When selecting camera equipment for industrial purposes, everyone understands the importance of selecting a housing that will protect the camera from corrosives in the plant atmosphere. It is readily accepted that stainless steel is the go-to housing material for corrosion resistance. How then did the camera lens at the right corrode? It was in a stainless-steel housing manufactured by a very popular security company. The housing came with an NEMA4X/IP66 rating. Yet the camera inside was eaten alive with corrosion.
The answer lies in the seals. A NEMA4X/IP66 rating, while a great rating for general outdoor use, is not an air-tight seal. If this camera had been viewing a parking lot, it would still be alive today. However, it was placed into service watching batch digesters and therefore exposed to H2S. The housing of the camera appeared to be in fine shape, but when opened revealed a camera destroyed by corrosion.

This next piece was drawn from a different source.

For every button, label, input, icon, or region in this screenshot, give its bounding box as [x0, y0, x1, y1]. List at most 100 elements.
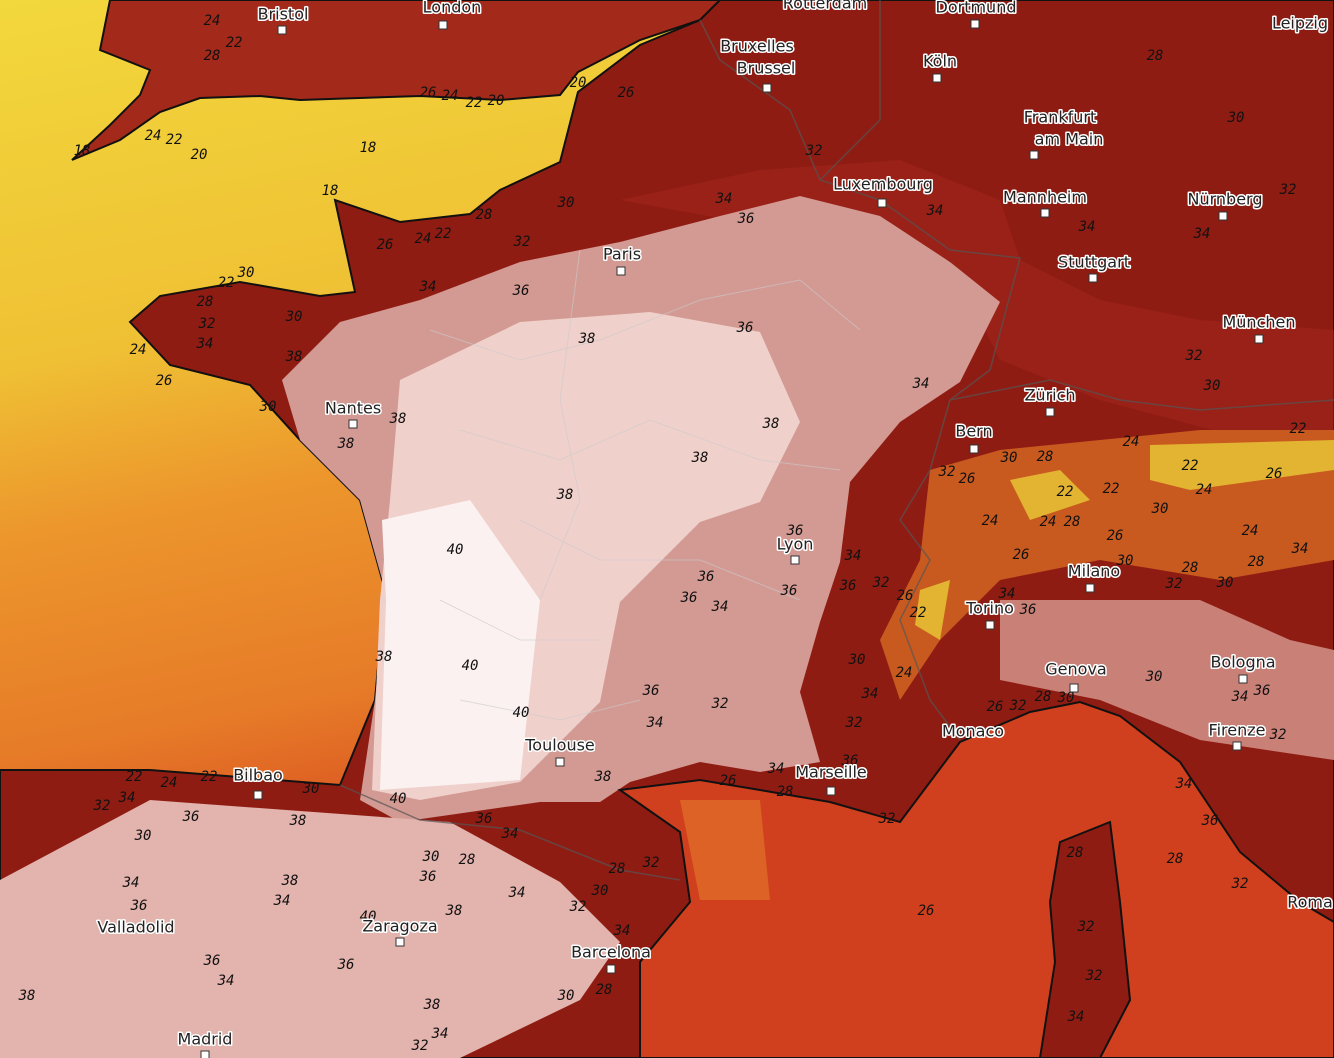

This issue is a common camera problem in industry.
An NEMA4X/IP66 rating, while impervious to water, is not an air or gas tight seal. Cameras when deployed outside often “breath”. Breathing is a phenomenon that occurs when a camera is exposed to varying temperatures and barometric pressures throughout the day. As the temperature heats up, air inside the housing expands and is pushed out through the seal. At night the air inside the camera cools and shrinks causing air to be drawn into the housing. This “breathing” causes an exchange of gases within the camera over time. If the outside air has hydrogen sulfide (H2S) or other corrosive gases the camera will eventually be eaten alive, even thought the housing appears fine on the outside.
Bass Electronics’ solution is an air-tight seal on its stainless-steel housing. Make the camera hold its breath!!